My luck is in the form of a loving and supportive partner, family and friends. This is crucial, because at some point it’s not enough to fight only for yourself. You have to fight for those who love you. Also, I have a condition that can be managed to some degree.  Others aren’t so fortunate.

A lot of people with chronic illness and pain cannot work. Over time, savings dwindle. Some people need to sell their homes for whatever cash they can glean. There are tax rebates available for specific ailments, and  disability is available in this country, but it’s woefully inadequate. Here in BC, disability payments for a single man are less than $1000 a month.

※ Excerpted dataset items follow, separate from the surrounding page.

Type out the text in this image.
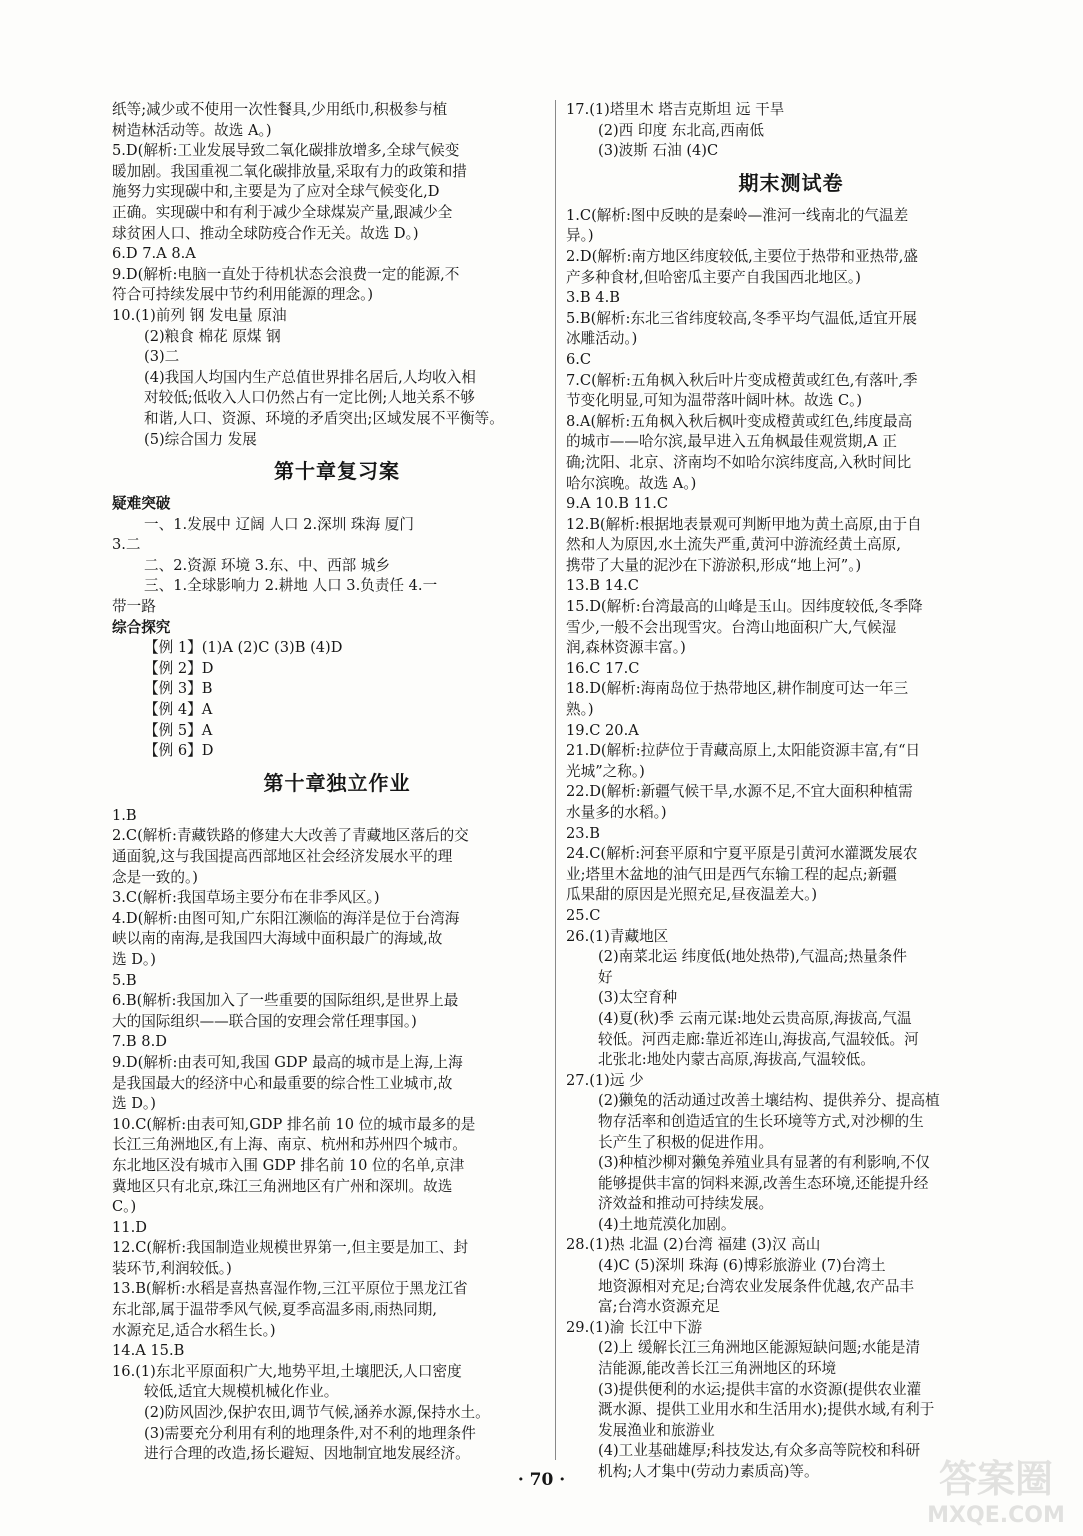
纸等;减少或不使用一次性餐具,少用纸巾,积极参与植

树造林活动等。故选 A。)

5.D(解析:工业发展导致二氧化碳排放增多,全球气候变

暖加剧。我国重视二氧化碳排放量,采取有力的政策和措

施努力实现碳中和,主要是为了应对全球气候变化,D

正确。实现碳中和有利于减少全球煤炭产量,跟减少全

球贫困人口、推动全球防疫合作无关。故选 D。)

6.D 7.A 8.A

9.D(解析:电脑一直处于待机状态会浪费一定的能源,不

符合可持续发展中节约利用能源的理念。)

10.(1)前列 钢 发电量 原油

(2)粮食 棉花 原煤 钢

(3)二

(4)我国人均国内生产总值世界排名居后,人均收入相

对较低;低收入人口仍然占有一定比例;人地关系不够

和谐,人口、资源、环境的矛盾突出;区域发展不平衡等。

(5)综合国力 发展

第十章复习案

疑难突破

一、1.发展中 辽阔 人口 2.深圳 珠海 厦门

3.二

二、2.资源 环境 3.东、中、西部 城乡

三、1.全球影响力 2.耕地 人口 3.负责任 4.一

带一路

综合探究

【例 1】(1)A (2)C (3)B (4)D

【例 2】D

【例 3】B

【例 4】A

【例 5】A

【例 6】D

第十章独立作业

1.B

2.C(解析:青藏铁路的修建大大改善了青藏地区落后的交

通面貌,这与我国提高西部地区社会经济发展水平的理

念是一致的。)

3.C(解析:我国草场主要分布在非季风区。)

4.D(解析:由图可知,广东阳江濒临的海洋是位于台湾海

峡以南的南海,是我国四大海域中面积最广的海域,故

选 D。)

5.B

6.B(解析:我国加入了一些重要的国际组织,是世界上最

大的国际组织——联合国的安理会常任理事国。)

7.B 8.D

9.D(解析:由表可知,我国 GDP 最高的城市是上海,上海

是我国最大的经济中心和最重要的综合性工业城市,故

选 D。)

10.C(解析:由表可知,GDP 排名前 10 位的城市最多的是

长江三角洲地区,有上海、南京、杭州和苏州四个城市。

东北地区没有城市入围 GDP 排名前 10 位的名单,京津

冀地区只有北京,珠江三角洲地区有广州和深圳。故选

C。)

11.D

12.C(解析:我国制造业规模世界第一,但主要是加工、封

装环节,利润较低。)

13.B(解析:水稻是喜热喜湿作物,三江平原位于黑龙江省

东北部,属于温带季风气候,夏季高温多雨,雨热同期,

水源充足,适合水稻生长。)

14.A 15.B

16.(1)东北平原面积广大,地势平坦,土壤肥沃,人口密度

较低,适宜大规模机械化作业。

(2)防风固沙,保护农田,调节气候,涵养水源,保持水土。

(3)需要充分利用有利的地理条件,对不利的地理条件

进行合理的改造,扬长避短、因地制宜地发展经济。

17.(1)塔里木 塔吉克斯坦 远 干旱

(2)西 印度 东北高,西南低

(3)波斯 石油 (4)C

期末测试卷

1.C(解析:图中反映的是秦岭—淮河一线南北的气温差

异。)

2.D(解析:南方地区纬度较低,主要位于热带和亚热带,盛

产多种食材,但哈密瓜主要产自我国西北地区。)

3.B 4.B

5.B(解析:东北三省纬度较高,冬季平均气温低,适宜开展

冰雕活动。)

6.C

7.C(解析:五角枫入秋后叶片变成橙黄或红色,有落叶,季

节变化明显,可知为温带落叶阔叶林。故选 C。)

8.A(解析:五角枫入秋后枫叶变成橙黄或红色,纬度最高

的城市——哈尔滨,最早进入五角枫最佳观赏期,A 正

确;沈阳、北京、济南均不如哈尔滨纬度高,入秋时间比

哈尔滨晚。故选 A。)

9.A 10.B 11.C

12.B(解析:根据地表景观可判断甲地为黄土高原,由于自

然和人为原因,水土流失严重,黄河中游流经黄土高原,

携带了大量的泥沙在下游淤积,形成“地上河”。)

13.B 14.C

15.D(解析:台湾最高的山峰是玉山。因纬度较低,冬季降

雪少,一般不会出现雪灾。台湾山地面积广大,气候湿

润,森林资源丰富。)

16.C 17.C

18.D(解析:海南岛位于热带地区,耕作制度可达一年三

熟。)

19.C 20.A

21.D(解析:拉萨位于青藏高原上,太阳能资源丰富,有“日

光城”之称。)

22.D(解析:新疆气候干旱,水源不足,不宜大面积种植需

水量多的水稻。)

23.B

24.C(解析:河套平原和宁夏平原是引黄河水灌溉发展农

业;塔里木盆地的油气田是西气东输工程的起点;新疆

瓜果甜的原因是光照充足,昼夜温差大。)

25.C

26.(1)青藏地区

(2)南菜北运 纬度低(地处热带),气温高;热量条件

好

(3)太空育种

(4)夏(秋)季 云南元谋:地处云贵高原,海拔高,气温

较低。河西走廊:靠近祁连山,海拔高,气温较低。河

北张北:地处内蒙古高原,海拔高,气温较低。

27.(1)远 少

(2)獭兔的活动通过改善土壤结构、提供养分、提高植

物存活率和创造适宜的生长环境等方式,对沙柳的生

长产生了积极的促进作用。

(3)种植沙柳对獭兔养殖业具有显著的有利影响,不仅

能够提供丰富的饲料来源,改善生态环境,还能提升经

济效益和推动可持续发展。

(4)土地荒漠化加剧。

28.(1)热 北温 (2)台湾 福建 (3)汉 高山

(4)C (5)深圳 珠海 (6)博彩旅游业 (7)台湾土

地资源相对充足;台湾农业发展条件优越,农产品丰

富;台湾水资源充足

29.(1)渝 长江中下游

(2)上 缓解长江三角洲地区能源短缺问题;水能是清

洁能源,能改善长江三角洲地区的环境

(3)提供便利的水运;提供丰富的水资源(提供农业灌

溉水源、提供工业用水和生活用水);提供水域,有利于

发展渔业和旅游业

(4)工业基础雄厚;科技发达,有众多高等院校和科研

机构;人才集中(劳动力素质高)等。

· 70 ·	答案圈
MXQE.COM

Better than nothing, but not much, especially if you’re in Vancouver---one of the most expensive cities in the world to live---where I had to come to access a decent array of health professionals.

The only way big banks could be saved in the 2008 financial crisis was for taxpayers to pool their resources, yet we as taxpayers expect people who fall ill, through no fault of their own, to bail out themselves, or to have  loved ones become strapped with crippling bills and debt---it’s known that a great number of homeless are mentally or physically ill. Sadly,  it has become political suicide to raise taxes, which is where money comes from for helping people.

We live in an Oprahesque world where we’re convinced we can be in control of everything, including our health, a mindset that makes it easy to blame the unfortunate. It’s a thought process rooted in fear: “I’m in control, therefore that can’t happen to me. If it happens to someone else, it must be their fault”.

What sufferers of chronic pain and illness need is not blame, comparisons or even willy-nilly advice, no matter how well intended.  What they need is love, acceptance and support, often in the form of an ear.

Ask yourself, “What would I want for my  loved ones?”